Sunday, April 14, 2013

James Reimer Is A Very Good Goalie

For the better part of ten years, the Toronto Maple Leafs' Achilles' heel has been their goaltending.  Even when the team in front of the goalie was terrible, the goaltending was worse.  Not since a 40-year old Ed Belfour have the Leafs had any stability between the pipes and it's probably for that reason that some people haven't been able to fully embrace James Reimer.

It isn't as though we haven't seen the odd flash of competent goaltending.  After an abysmal start to his Leafs career, Vesa Toskala was able to finish his first season strong and salvage a .904 save percentage on the season.  His strong second-half tricked management into believing that we'd solved our goaltending woes but Toskala would go on to post consecutive seasons of sub-.900 goaltending to close the book on his career as a Maple Leaf.

When Reimer started his NHL career with a .921 save percentage in 37 games, fans were optimistic with an asterisk.  It was only half a season -- let's see how he does in a full year.

Well, Reimer started 2011-12 just fine and it looked like we may have finally solved our goaltending problems when a 5'6", 168 lbs ball of fury made an unintentional hit to the head that would have made Scott Stevens proud and de-railed the rest of the young goalie's season.  Reimer did return from the injury but he wasn't the same goalie the rest of the year and he struggled in posting a .900 save percentage (partly because of an abysmal penaltykill. but I digress).

Offseason rumours of a deal for Roberto Luongo made a lot of sense.  He had to move, we had uncertainty in our crease and a GM who, at the time, looked to be fighting for his job.  Gambling on James Reimer returning to form was a roll of the dice that not many thought the Leafs would make.

But they did and they hit the jackpot.

James Reimer has put up a .922 save percentage so far this year to go with a 16-5-5 record.  As good as Kadri has been, as many minutes as Phaneuf has played, and as productive as Lupul has been while in the lineup, James Reimer is the single biggest reason why this team sits 5th in the Eastern Conference.

For some inexplicable reason, the Leafs engaged in conversations with the Canucks around Luongo at the deadline despite Reimer's exceptional play and Luongo's trainwreck of a contract, but in the end, logic won the day and the Leafs stood pat in goal.

Reimer candidly admitted that all of the speculation was a distraction and for the first time looked a little frustrated at some of the questions he was being asked in media scrums.  After the deadline, however, Reimer has responded to the tacit endorsement from Leafs management by outduelling both Henrik Lunqvist and Carey Price in three games this past week.

I'm a pretty active guy on Twitter and I get exposed to a broad range of opinions on every Leaf-related topic imaginable but one of the most befuddling positions I see regularly is that Reimer isn't an NHL goalie: He is.  Not only is he an NHL goalie, he's a very good one, and he's been our MVP this season.

If you want some comparables for just how good Reimer has been, I'll refer you to the company he's keeping on Hockey-Reference.  He's one of the good ones and it's time we start appreciating what we've got.

4 comments:

Anonymous said...

I am really thankful that Leaf management did not bite on the Luongo trade.

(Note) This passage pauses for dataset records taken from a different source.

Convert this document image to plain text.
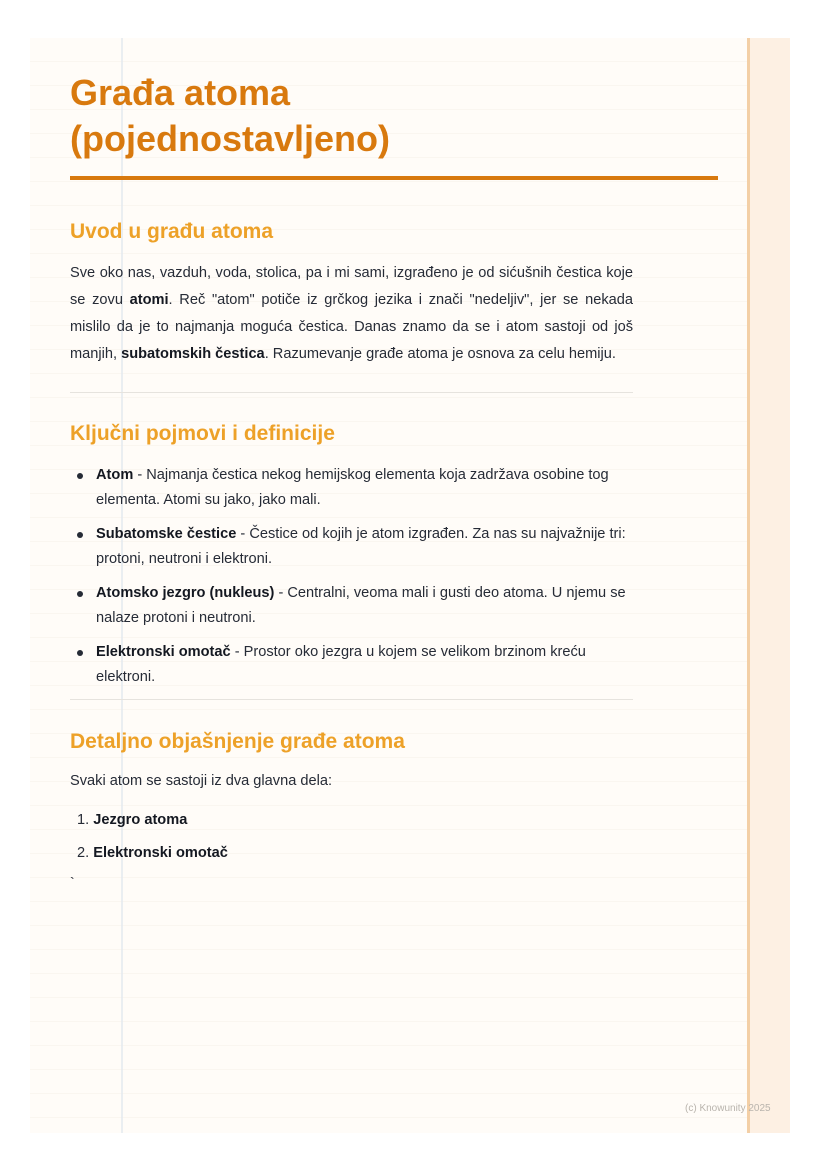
Građa atoma (pojednostavljeno)
Uvod u građu atoma

Sve oko nas, vazduh, voda, stolica, pa i mi sami, izgrađeno je od sićušnih čestica koje se zovu atomi. Reč "atom" potiče iz grčkog jezika i znači "nedeljiv", jer se nekada mislilo da je to najmanja moguća čestica. Danas znamo da se i atom sastoji od još manjih, subatomskih čestica. Razumevanje građe atoma je osnova za celu hemiju.

Ključni pojmovi i definicije
Atom - Najmanja čestica nekog hemijskog elementa koja zadržava osobine tog elementa. Atomi su jako, jako mali.
Subatomske čestice - Čestice od kojih je atom izgrađen. Za nas su najvažnije tri: protoni, neutroni i elektroni.
Atomsko jezgro (nukleus) - Centralni, veoma mali i gusti deo atoma. U njemu se nalaze protoni i neutroni.
Elektronski omotač - Prostor oko jezgra u kojem se velikom brzinom kreću elektroni.
Detaljno objašnjenje građe atoma

Svaki atom se sastoji iz dva glavna dela:

1. Jezgro atoma
2. Elektronski omotač
`
(c) Knowunity 2025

Reimer has been a good goalie on some not so good teams.

James said...

The link provided for young goalies/SV%/starts is limited to max .920. Not sure why but this is more accurate, without that restriction. Reims comes out very good in both, btw.

Curt S said...

James,

It actually had a lower limit of .920 (I wanted to capture guys who were below but within shouting distance of Reimer). I always put an upper limit on my HR searches but yes, in this instance I probably could have forgone it

Darryl said...

A professional athlete is pretty aware of where they are and where their body is. It's probably more than a stretch to say the gionta hit to the head was unintentional.

Maybe he didn't intentionally throw it out at him, but he also intentionally made zero effort to avoid elbowing him.